In a large bowl, add pork, cabbage, mushrooms, scallions, soy sauce, cornstarch, ginger, sesame oil, mirin, garlic, 1/2 teaspoon salt, and 1/4 teaspoon pepper. Mix well to combine (I like to use my hands while wearing gloves, but a sturdy spatula works too). You will have about 3 cups of filling.
To test the seasonings in your filling (and important step to be sure it is properly seasoned), scoop a teaspoon-sized ball of filling, flatten into a patty, and fry in a dry skillet until browned, about 2 minutes per side. Taste and add more salt and pepper if desired (I usually add another 1/2 teaspoon salt and 1/4 teaspoon pepper, or 1 teaspoon salt and 1/2 teaspoon pepper total). Fry a second teaspoon of filling if you want to double-check your seasonings.
On a clean work surface, arrange 8 wonton wrappers (keep remaining wrappers covered with a damp kitchen towel or paper towel to prevent them from drying out). Brush the edges of each wonton wrapper with water.
Place 1 tablespoon filling in the center of the wrapper (I like to use the OXO small scoop, a #70 portion scoop). Fold the wrapper in half to enclose the filling, and pleat the outer edge, pressing damp edges together firmly.
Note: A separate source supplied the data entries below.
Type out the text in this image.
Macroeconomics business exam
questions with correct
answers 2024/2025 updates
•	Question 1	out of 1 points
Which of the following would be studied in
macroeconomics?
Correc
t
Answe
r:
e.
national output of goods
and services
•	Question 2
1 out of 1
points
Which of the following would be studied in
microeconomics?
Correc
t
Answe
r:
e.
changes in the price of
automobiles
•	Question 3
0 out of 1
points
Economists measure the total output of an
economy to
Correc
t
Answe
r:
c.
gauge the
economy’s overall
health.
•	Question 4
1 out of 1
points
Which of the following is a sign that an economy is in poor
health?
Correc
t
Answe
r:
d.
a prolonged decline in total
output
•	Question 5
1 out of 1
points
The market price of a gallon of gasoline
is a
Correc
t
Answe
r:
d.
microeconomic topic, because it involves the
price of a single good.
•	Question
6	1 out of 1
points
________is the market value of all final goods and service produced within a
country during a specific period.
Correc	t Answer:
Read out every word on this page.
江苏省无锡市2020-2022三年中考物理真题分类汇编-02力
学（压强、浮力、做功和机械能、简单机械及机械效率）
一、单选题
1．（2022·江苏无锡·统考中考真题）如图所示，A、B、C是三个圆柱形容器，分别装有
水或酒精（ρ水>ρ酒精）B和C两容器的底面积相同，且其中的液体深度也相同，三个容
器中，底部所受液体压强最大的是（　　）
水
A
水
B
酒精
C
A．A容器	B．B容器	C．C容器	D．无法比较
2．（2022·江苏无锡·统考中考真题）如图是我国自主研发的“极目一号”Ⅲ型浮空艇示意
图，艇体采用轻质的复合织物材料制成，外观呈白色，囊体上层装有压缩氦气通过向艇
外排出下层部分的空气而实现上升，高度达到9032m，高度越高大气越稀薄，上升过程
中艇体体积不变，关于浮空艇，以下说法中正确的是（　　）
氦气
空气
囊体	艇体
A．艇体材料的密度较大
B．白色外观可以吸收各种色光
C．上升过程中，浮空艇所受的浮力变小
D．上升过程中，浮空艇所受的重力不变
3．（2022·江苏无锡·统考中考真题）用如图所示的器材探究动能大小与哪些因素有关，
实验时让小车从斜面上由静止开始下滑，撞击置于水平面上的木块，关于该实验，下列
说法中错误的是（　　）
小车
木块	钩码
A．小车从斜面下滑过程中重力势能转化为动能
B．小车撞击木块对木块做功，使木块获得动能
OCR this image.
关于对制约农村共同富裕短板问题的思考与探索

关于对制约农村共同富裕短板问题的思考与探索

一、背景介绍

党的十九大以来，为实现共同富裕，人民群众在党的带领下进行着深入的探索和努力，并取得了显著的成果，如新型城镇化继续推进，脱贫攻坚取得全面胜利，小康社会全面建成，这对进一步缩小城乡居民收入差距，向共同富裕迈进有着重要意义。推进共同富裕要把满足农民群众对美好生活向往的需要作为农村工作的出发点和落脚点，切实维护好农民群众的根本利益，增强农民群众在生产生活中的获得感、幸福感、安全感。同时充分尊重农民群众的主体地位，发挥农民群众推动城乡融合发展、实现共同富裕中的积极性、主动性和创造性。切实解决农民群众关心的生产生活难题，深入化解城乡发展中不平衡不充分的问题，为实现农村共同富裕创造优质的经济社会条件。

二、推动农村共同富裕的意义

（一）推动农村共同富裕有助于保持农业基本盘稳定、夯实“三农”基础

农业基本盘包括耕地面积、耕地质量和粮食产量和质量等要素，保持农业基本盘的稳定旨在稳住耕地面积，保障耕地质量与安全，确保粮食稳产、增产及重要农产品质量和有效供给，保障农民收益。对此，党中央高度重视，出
Transfer to a plate under the damp kitchen towel while preparing the rest of the potstickers.
In a large nonstick frying pan over medium-high heat, heat 1 tablespoon oil until shimmering. Add 12 pot stickers, flat bottom down and in a single layer. Sear until golden brown on the bottom, 2 to 3 minutes.
Pour 1/4 cup broth in the pan, cover, and let steam until all the broth evaporates, the pot stickers are tender but still firm, and the filling is cooked through, 3 to 4 minutes. Cook the remaining pot stickers and broth in three more batches. Serve with the ginger sauce.